D-Day… A turning point for small communities
D-Day is a decisive moment: full of symbolism, it marks the union of many forces that start a journey of connections and support. A turning point. “Dia D…” (D-Day in Portuguese) is also the project developed by UNIVRI, a small, emerging community in Santa Catarina, Southern Brazil, in partnership with CICAPI, another small community in Vitória-ES, also in Brazil, and with UJR-AmLat’s support.
“We needed a new space, using innovative – but not so much! – strategies to mobilise the Jews of the Itajaí Valley region”, says Ethel Scliar Cabral, rabbinical student at the Iberoamerican Reform Rabbinical Institute and the project creator.
The project sought inspiration from the survival strategies of Diaspora Jewry: a guerilla strategy, of small, coordinated actions that, added up, reach a higher goal.

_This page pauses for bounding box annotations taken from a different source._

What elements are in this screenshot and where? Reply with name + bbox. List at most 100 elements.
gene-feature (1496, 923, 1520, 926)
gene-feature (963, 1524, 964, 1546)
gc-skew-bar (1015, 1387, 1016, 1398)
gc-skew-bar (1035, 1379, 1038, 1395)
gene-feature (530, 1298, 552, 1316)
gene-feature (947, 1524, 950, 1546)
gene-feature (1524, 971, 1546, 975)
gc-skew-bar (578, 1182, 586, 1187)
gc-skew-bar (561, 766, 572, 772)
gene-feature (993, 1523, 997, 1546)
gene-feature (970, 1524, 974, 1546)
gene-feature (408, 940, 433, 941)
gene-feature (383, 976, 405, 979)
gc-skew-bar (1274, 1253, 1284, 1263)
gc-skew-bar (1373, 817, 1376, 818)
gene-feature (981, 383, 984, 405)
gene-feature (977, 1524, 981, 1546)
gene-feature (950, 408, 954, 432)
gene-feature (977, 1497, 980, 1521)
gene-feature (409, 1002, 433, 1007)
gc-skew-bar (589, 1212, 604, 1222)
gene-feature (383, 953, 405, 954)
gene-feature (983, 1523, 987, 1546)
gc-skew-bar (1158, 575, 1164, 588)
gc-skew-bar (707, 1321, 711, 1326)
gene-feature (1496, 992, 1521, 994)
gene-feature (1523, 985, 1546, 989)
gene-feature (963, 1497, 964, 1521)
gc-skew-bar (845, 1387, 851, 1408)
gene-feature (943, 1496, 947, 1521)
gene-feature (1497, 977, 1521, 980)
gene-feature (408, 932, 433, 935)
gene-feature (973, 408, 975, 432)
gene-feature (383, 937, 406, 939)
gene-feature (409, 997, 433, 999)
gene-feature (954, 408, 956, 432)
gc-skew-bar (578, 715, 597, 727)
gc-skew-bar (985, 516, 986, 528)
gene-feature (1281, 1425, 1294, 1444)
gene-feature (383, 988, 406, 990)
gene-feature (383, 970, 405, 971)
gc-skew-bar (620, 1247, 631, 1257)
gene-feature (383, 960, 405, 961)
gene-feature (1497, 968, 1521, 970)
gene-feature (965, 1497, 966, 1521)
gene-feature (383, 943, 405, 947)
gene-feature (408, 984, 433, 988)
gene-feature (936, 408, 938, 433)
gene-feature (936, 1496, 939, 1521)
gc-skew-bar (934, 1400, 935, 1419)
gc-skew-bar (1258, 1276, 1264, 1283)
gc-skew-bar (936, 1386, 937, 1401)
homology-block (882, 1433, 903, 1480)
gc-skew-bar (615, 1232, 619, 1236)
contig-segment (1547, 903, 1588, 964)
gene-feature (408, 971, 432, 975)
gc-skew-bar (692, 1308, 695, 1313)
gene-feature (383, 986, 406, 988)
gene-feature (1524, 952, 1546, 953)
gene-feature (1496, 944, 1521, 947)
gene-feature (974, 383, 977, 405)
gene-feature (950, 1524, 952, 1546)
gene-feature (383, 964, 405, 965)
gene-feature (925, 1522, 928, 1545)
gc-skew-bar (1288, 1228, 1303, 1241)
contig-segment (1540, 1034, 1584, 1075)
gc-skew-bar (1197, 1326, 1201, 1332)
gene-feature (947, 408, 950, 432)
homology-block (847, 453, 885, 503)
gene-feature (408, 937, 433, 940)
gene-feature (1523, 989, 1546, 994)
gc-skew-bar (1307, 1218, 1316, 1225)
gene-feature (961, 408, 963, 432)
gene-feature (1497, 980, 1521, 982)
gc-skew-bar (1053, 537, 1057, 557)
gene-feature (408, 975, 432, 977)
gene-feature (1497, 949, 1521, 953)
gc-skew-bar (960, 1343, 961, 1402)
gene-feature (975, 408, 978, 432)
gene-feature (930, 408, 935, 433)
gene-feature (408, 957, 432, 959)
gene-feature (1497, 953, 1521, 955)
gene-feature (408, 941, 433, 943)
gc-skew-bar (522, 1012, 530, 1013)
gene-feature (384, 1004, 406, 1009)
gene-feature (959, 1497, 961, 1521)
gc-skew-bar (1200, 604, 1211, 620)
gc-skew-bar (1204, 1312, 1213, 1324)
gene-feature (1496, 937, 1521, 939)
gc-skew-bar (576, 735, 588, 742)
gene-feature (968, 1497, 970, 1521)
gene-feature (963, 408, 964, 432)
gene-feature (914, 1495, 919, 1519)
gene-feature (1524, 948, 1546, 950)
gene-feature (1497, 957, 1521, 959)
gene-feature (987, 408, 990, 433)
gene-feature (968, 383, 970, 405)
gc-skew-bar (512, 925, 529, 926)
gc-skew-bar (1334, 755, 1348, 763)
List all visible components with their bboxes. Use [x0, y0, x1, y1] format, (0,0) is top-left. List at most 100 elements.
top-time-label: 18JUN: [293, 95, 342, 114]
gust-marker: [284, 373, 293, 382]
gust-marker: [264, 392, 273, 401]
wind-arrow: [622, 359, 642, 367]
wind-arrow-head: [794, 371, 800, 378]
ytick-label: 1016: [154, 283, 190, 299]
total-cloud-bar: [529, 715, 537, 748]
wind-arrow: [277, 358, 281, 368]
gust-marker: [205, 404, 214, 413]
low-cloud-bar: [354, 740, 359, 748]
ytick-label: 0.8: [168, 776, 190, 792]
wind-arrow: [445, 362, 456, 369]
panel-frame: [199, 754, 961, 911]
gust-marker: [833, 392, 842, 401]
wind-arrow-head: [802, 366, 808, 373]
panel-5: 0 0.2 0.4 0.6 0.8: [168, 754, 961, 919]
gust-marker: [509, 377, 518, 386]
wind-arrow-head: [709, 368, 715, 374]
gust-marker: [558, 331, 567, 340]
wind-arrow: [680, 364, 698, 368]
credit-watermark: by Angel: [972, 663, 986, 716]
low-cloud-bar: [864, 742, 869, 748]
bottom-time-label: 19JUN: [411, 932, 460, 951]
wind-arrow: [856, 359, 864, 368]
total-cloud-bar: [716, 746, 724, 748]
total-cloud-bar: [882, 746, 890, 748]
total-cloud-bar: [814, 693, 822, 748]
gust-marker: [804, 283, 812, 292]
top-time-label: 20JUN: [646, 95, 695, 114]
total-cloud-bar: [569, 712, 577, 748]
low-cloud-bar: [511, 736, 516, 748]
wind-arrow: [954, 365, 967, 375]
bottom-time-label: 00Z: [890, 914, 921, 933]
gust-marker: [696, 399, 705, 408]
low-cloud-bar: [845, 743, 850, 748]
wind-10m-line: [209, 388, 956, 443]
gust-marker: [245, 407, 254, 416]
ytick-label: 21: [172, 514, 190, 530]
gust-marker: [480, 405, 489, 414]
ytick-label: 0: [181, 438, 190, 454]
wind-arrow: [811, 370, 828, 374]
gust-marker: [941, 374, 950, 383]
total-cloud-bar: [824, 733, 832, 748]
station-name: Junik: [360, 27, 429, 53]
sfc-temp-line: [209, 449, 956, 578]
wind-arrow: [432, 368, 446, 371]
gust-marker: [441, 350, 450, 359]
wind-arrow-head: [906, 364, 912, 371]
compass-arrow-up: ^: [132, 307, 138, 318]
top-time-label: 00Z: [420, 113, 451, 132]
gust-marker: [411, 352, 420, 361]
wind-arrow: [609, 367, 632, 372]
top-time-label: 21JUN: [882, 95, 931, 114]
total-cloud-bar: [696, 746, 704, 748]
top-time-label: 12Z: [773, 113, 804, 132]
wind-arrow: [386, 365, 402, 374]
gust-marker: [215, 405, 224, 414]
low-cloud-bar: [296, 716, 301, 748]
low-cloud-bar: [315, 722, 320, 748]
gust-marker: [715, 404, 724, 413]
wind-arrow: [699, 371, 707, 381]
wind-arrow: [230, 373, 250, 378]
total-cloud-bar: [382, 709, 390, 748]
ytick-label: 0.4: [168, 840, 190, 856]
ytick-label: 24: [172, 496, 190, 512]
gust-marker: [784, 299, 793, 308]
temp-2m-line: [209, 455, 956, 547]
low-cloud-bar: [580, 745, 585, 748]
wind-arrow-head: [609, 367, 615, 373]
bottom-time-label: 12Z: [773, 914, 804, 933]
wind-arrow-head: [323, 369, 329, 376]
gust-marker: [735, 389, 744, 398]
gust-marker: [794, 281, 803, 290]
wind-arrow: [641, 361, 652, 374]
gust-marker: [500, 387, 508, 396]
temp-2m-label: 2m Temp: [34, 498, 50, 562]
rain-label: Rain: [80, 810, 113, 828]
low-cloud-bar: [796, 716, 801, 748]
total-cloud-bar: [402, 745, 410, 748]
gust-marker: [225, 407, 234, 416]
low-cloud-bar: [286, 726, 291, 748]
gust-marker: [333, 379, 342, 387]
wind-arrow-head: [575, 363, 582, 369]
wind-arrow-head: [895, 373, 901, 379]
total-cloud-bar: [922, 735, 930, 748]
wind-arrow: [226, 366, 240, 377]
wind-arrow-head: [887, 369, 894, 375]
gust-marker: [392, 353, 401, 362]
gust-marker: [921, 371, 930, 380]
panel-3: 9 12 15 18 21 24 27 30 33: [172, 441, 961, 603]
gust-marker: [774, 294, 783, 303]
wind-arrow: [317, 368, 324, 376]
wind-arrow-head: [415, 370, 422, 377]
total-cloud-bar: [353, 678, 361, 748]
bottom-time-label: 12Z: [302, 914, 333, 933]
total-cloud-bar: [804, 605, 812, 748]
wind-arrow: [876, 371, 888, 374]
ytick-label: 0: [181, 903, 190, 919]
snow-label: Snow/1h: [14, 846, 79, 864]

Along with Douglas Miranda, also a rabbinical student from the Institute, thematic cycles were created, approaching the many facets of Judaism. This articulation is the greatest differential of the project, which quickly conquered space in the media and wide audience. “It’s an action model that can be replicated in other communities”, continues Ethel Scliar Cabral, “because the smaller, spread out communities face the risk of disappearing given the avalanche of mediatic demands”. According to the two coordinators, it’s necessary to meet the local, specific demands, without losing sight of the macro scenario – and this was the secret of the “Dia D” project – that can be watched every Tuesday at 8h30 PM (Brasília time) on the channel youtube.com/judaismonow.